O instituto confirmou o que, sem a precisão dos índices, já identificara e partilhara, em diversas oportunidades, com as pessoas que leem meus textos. 

Ando o Maranhão todo, converso com muita gente. Nestes anos assisti o empobrecimento do estado e da sua gente. Qualquer hora que passemos pelas estradas maranhenses vemos multidões de cidadãos de “cara ‘pro’ vento” sentados em suas portas, nos bares, debaixo de árvores. 

Se viajo no começo ou fim de mês vejo os cidadãos, de todas as idades, aglomerados nas portas de casas lotéricas – não importa o dia da semana. Nem me pergunto o que fazem, já sei: enfileiram-se para receber o “Bolsa Família”. 

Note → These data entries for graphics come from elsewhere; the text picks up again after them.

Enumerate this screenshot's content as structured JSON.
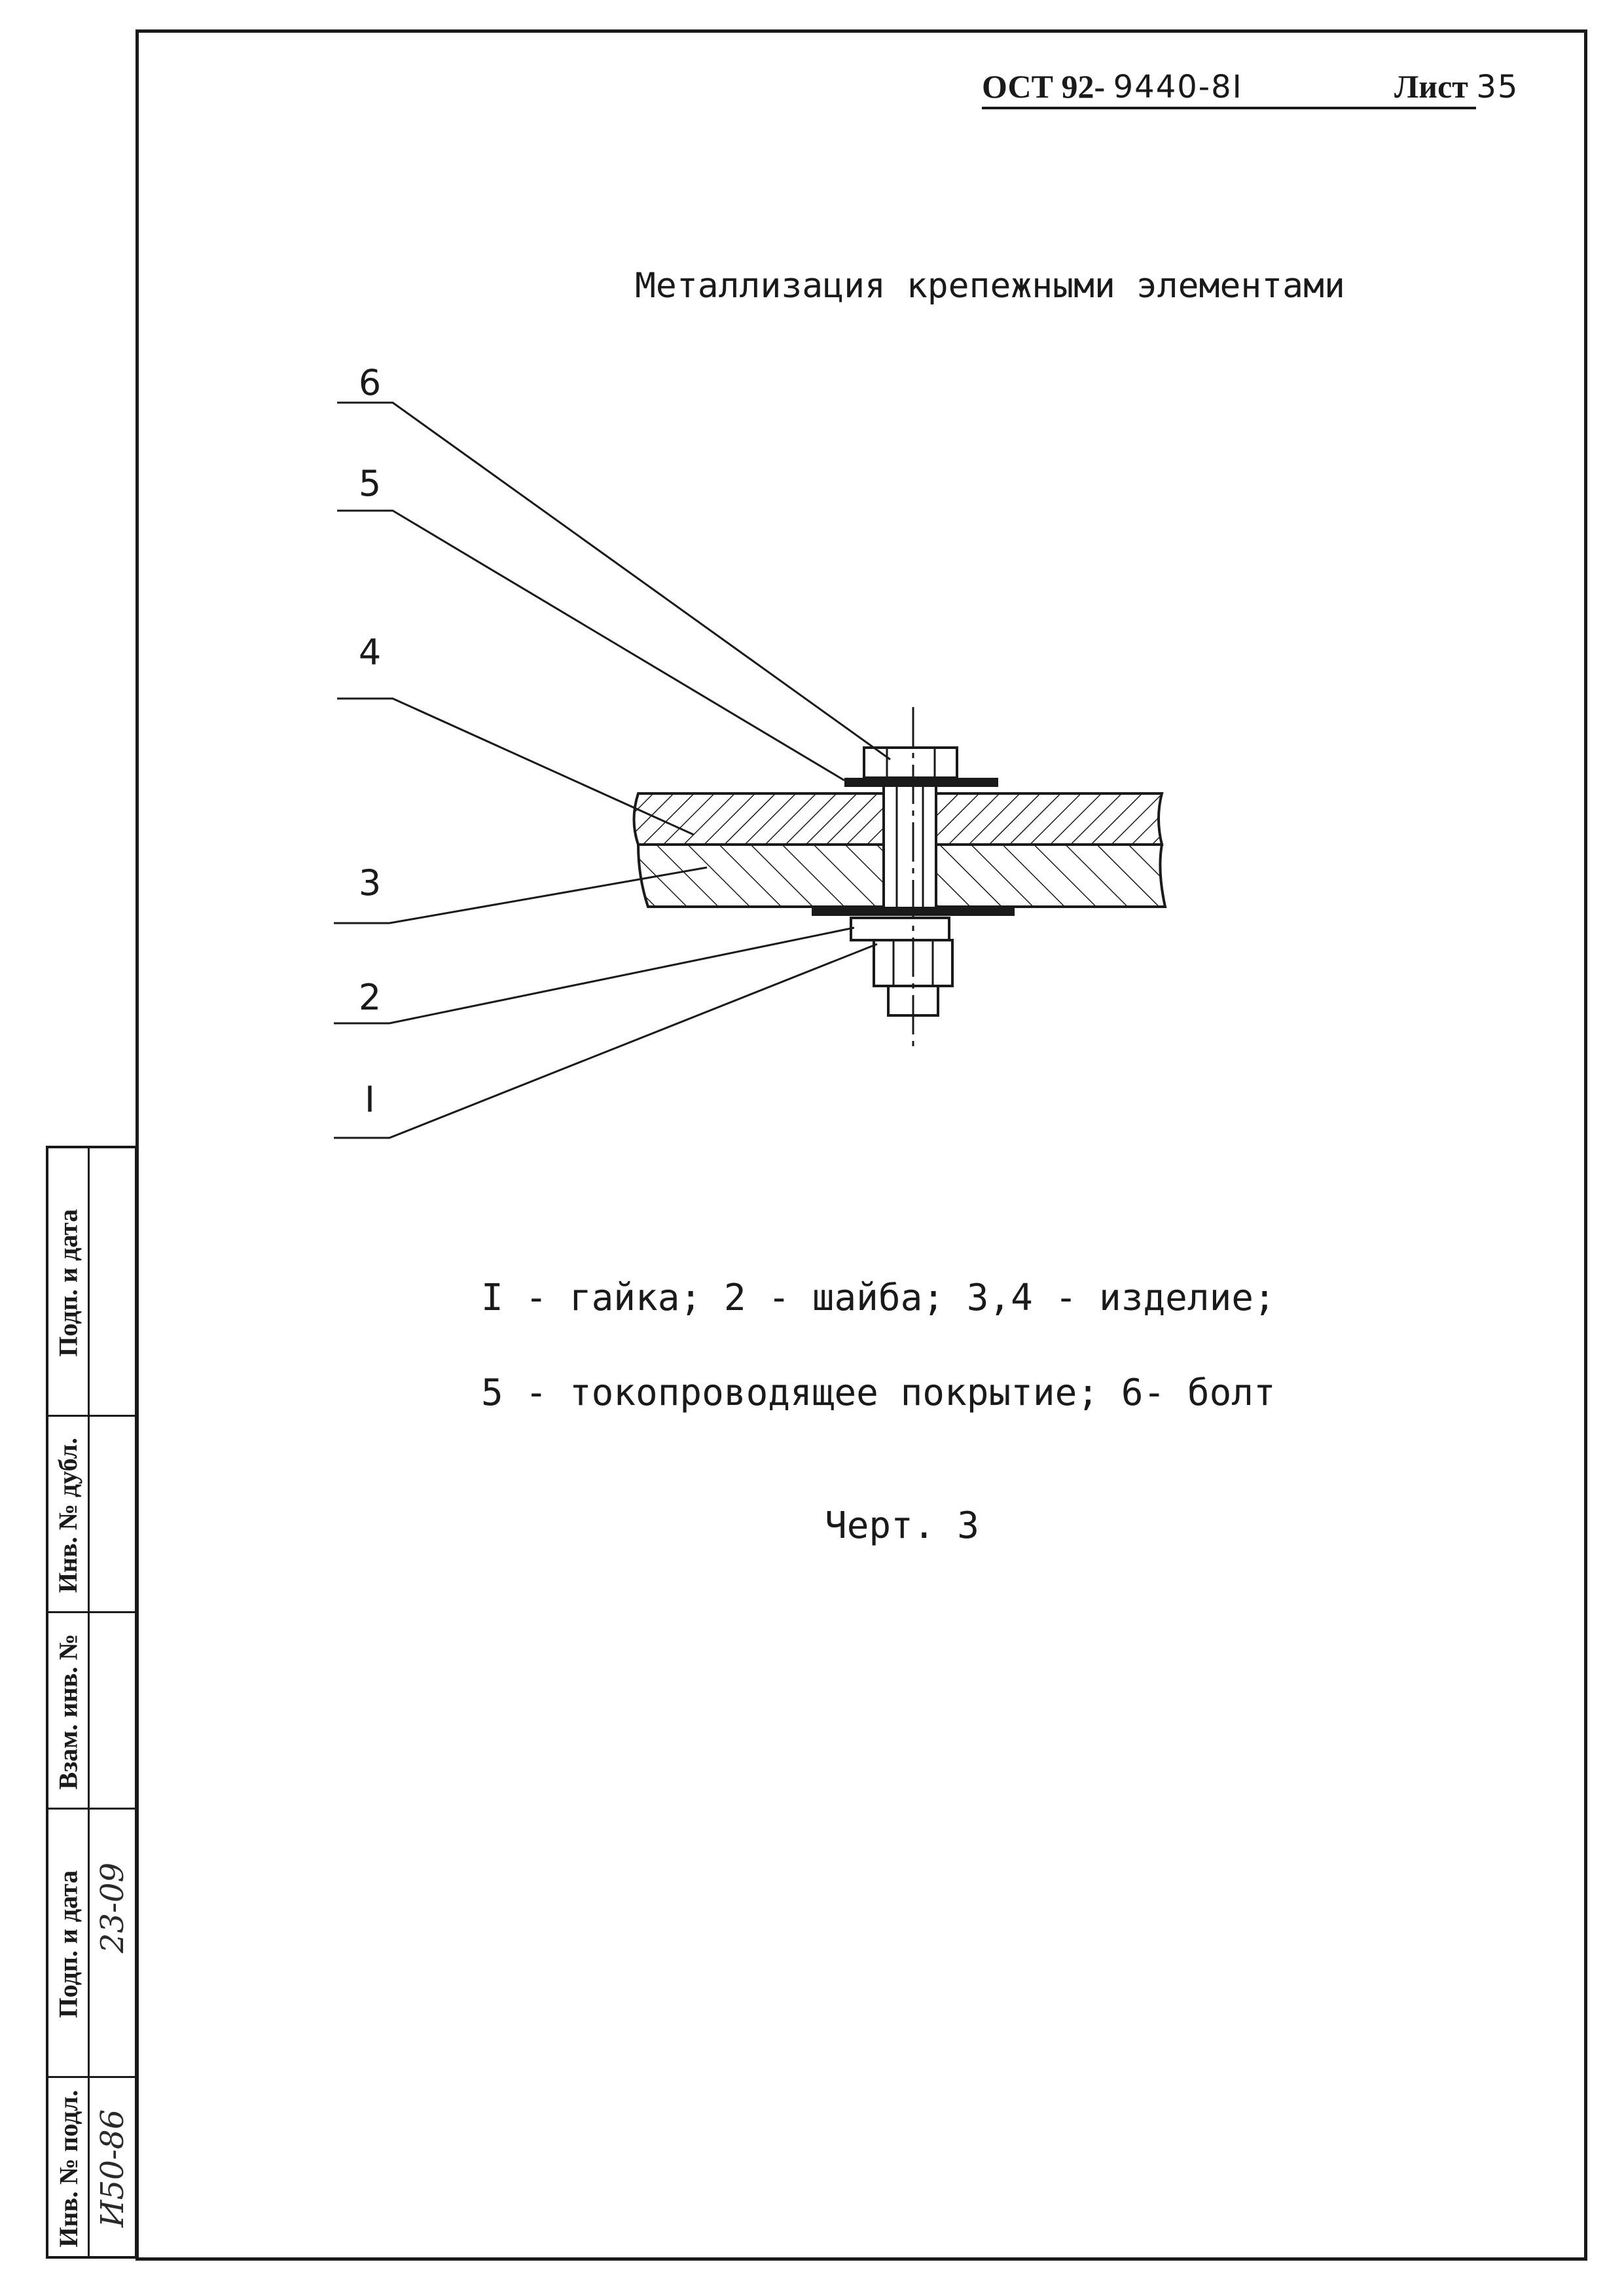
{
  "header": {
    "standard_prefix": "ОСТ 92-",
    "standard_number": "9440-8I",
    "sheet_label": "Лист",
    "sheet_number": "35"
  },
  "title": "Металлизация крепежными элементами",
  "callouts": [
    "6",
    "5",
    "4",
    "3",
    "2",
    "I"
  ],
  "legend": {
    "line1": "I - гайка;   2 - шайба;   3,4 - изделие;",
    "line2": "5 - токопроводящее покрытие;   6- болт"
  },
  "caption": "Черт. 3",
  "stamp": {
    "labels": [
      "Подп. и дата",
      "Инв. № дубл.",
      "Взам. инв. №",
      "Подп. и дата",
      "Инв. № подл."
    ],
    "handwritten": {
      "date": "23-09",
      "inv": "И50-86"
    }
  }
}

O Maranhão tornou-se um estado de mendigos, de dependentes da caridade alheia. 

Nos encontros com amigos do interior quando pergunto qual a situação econômica do município, quase sempre escuto a mesma resposta: “—Doutor, se “tirarem” o “bolsa família” metade da população morre”.

Este empobrecimento do estado não é de hoje. Vem de décadas de falta de uma política de enfrentamento da miséria e se torna mais aguda no presente momento quando, por negligencia e ambição, já perdemos parte significativa dos nossos recursos naturais. 

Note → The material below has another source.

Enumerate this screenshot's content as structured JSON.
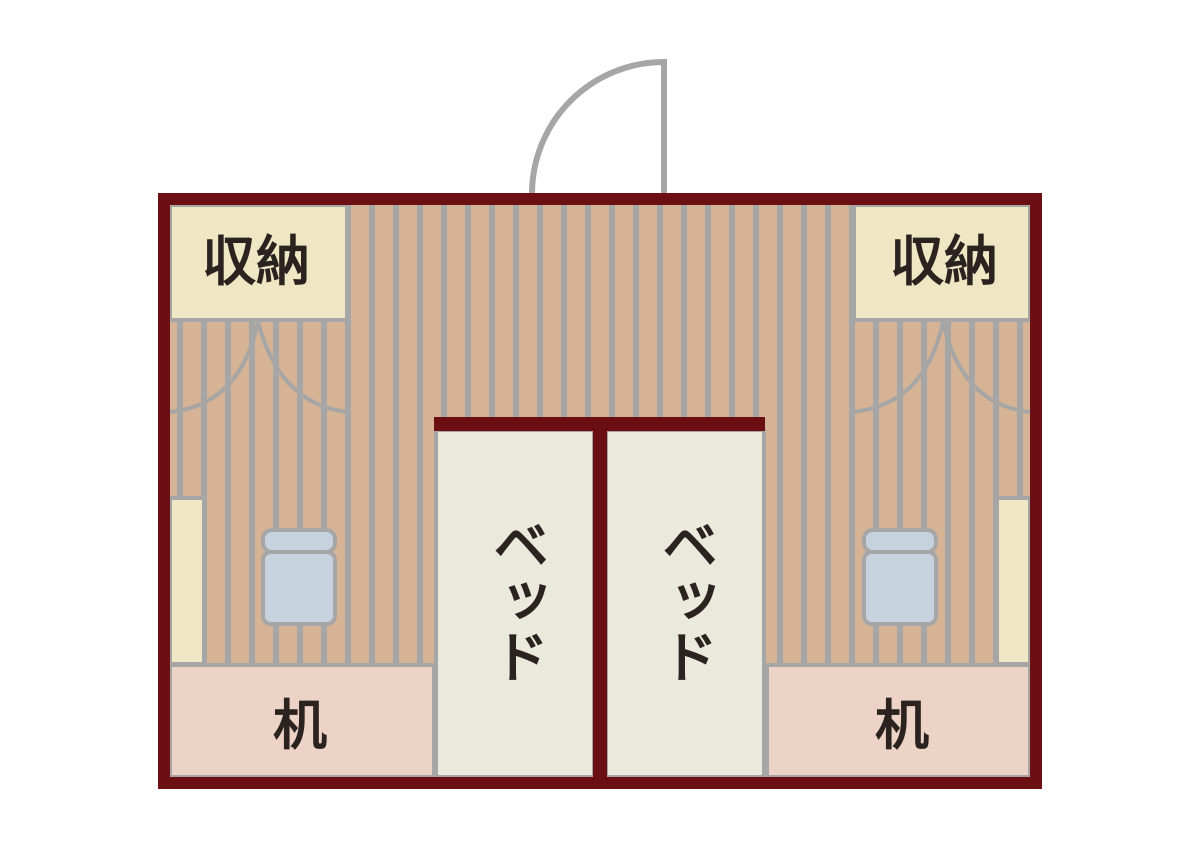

Neste meio tempo, destruíram os pequenos arranjos de produção agrícola e criação que levou a população à dependência das políticas assistencialistas dos governos, coroando o caos com a uma forte penetração do tráfico de drogas até mesmo nos menores povoados. 

A produção familiar da zona rural maranhense não chega nem perto do era nos anos setenta e início dos oitenta – apenas para citar o que temos de lembrança mais próxima. 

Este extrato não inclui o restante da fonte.